Maria: What are the biggest limitations that you face in your research at the moment?
Yu: Funding. I think this year the biggest limitation has been funding. Because of COVID, the planned budget of the entire DRI has suddenly become very strained. In my case, it has caused a lot of challenges as soon as I started my research programme and building my lab. The other thing is, I’m a trained experimental scientist so I like to be at the frontline and actively involved in every experiment of my three postdocs and two PhD students. I'm still in the transitional phase in learning to delegate to allow more time to for administrational tasks!
Maria: Now a nice question. What motivates you to continue research?
Yu: I could go on for hours to answer that! Research for me is to discover something for the first time, something that no one else has done before. This is really what excites me! And this is what I use to motivate people in my lab. When we observe something under the microscope that people haven’t observed before, it’s a thrill! Especially the satisfaction you feel when you find out for the first time that your hypothesis is proven true. And I really hope that this will be the case for all our experiments. This is an important drive I seek when recruiting. Also, I am always thrilled when people come up to you at conferences or online to tell you they managed to reproduce your research. This is the best way to know that your research is actually being useful to other people, and that you're actually contributing to the advancement of science. I see science as an equaliser, because no matter what humble background we’ve come from we’re still allowed an equal chance in witnessing something novel and achieving something cool, because science is borderless and our research serves the entire humankind.
Maria: So, are you optimistic that we will have a breakthrough in Dementia Research?
Yu: Absolutely, 100%.
Maria: Why do you say that?
Yu: Well, I think we have already come a long way. If you think about 30 years back, people couldn’t differentiate between the pathology of many types of dementia. Although we still have a long way to go, dementia research is now gaining momentum.

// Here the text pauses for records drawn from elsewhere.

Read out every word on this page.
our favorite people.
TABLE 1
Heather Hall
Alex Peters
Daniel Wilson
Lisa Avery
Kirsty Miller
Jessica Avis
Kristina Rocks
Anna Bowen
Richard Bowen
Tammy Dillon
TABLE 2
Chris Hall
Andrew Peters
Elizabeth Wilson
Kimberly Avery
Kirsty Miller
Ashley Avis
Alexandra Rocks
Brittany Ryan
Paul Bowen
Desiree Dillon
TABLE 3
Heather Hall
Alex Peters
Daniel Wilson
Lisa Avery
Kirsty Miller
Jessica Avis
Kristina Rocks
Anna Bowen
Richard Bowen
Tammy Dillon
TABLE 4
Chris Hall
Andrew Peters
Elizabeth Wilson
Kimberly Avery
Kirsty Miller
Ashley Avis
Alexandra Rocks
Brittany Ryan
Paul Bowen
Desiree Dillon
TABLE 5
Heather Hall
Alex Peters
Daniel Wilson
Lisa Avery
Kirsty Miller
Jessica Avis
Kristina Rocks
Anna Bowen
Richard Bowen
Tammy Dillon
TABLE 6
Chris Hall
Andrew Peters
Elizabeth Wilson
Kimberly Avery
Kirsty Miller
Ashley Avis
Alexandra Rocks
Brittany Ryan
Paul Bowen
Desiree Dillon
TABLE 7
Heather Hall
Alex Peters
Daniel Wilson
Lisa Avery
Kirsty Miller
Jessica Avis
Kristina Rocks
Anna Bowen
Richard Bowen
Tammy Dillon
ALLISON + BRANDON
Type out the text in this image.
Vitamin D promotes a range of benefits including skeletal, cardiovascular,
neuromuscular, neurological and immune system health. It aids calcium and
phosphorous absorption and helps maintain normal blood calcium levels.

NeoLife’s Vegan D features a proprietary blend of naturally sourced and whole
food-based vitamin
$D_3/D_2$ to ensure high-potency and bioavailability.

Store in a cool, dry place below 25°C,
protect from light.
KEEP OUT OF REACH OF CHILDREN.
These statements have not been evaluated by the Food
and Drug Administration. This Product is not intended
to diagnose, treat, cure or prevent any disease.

I think to achieve our goals, interdisciplinary research is really what is critical here. For the ‘traditional’ diseases, e.g. bacterial and viral infection, we can perhaps drive a more focused research to identify a monotherapy. Now for dementia and related disorders, we really require a multidisciplinary approach: first, to understand the whole picture of dementia including its causes, and second, to find a whole range of therapeutic interventions to target the various dysregulated biological aspects. And I really think that for complex neurodegenerative diseases, rather than a single target therapy, what we need is a range of therapies targeting different pathways to prevent the disease from progressing.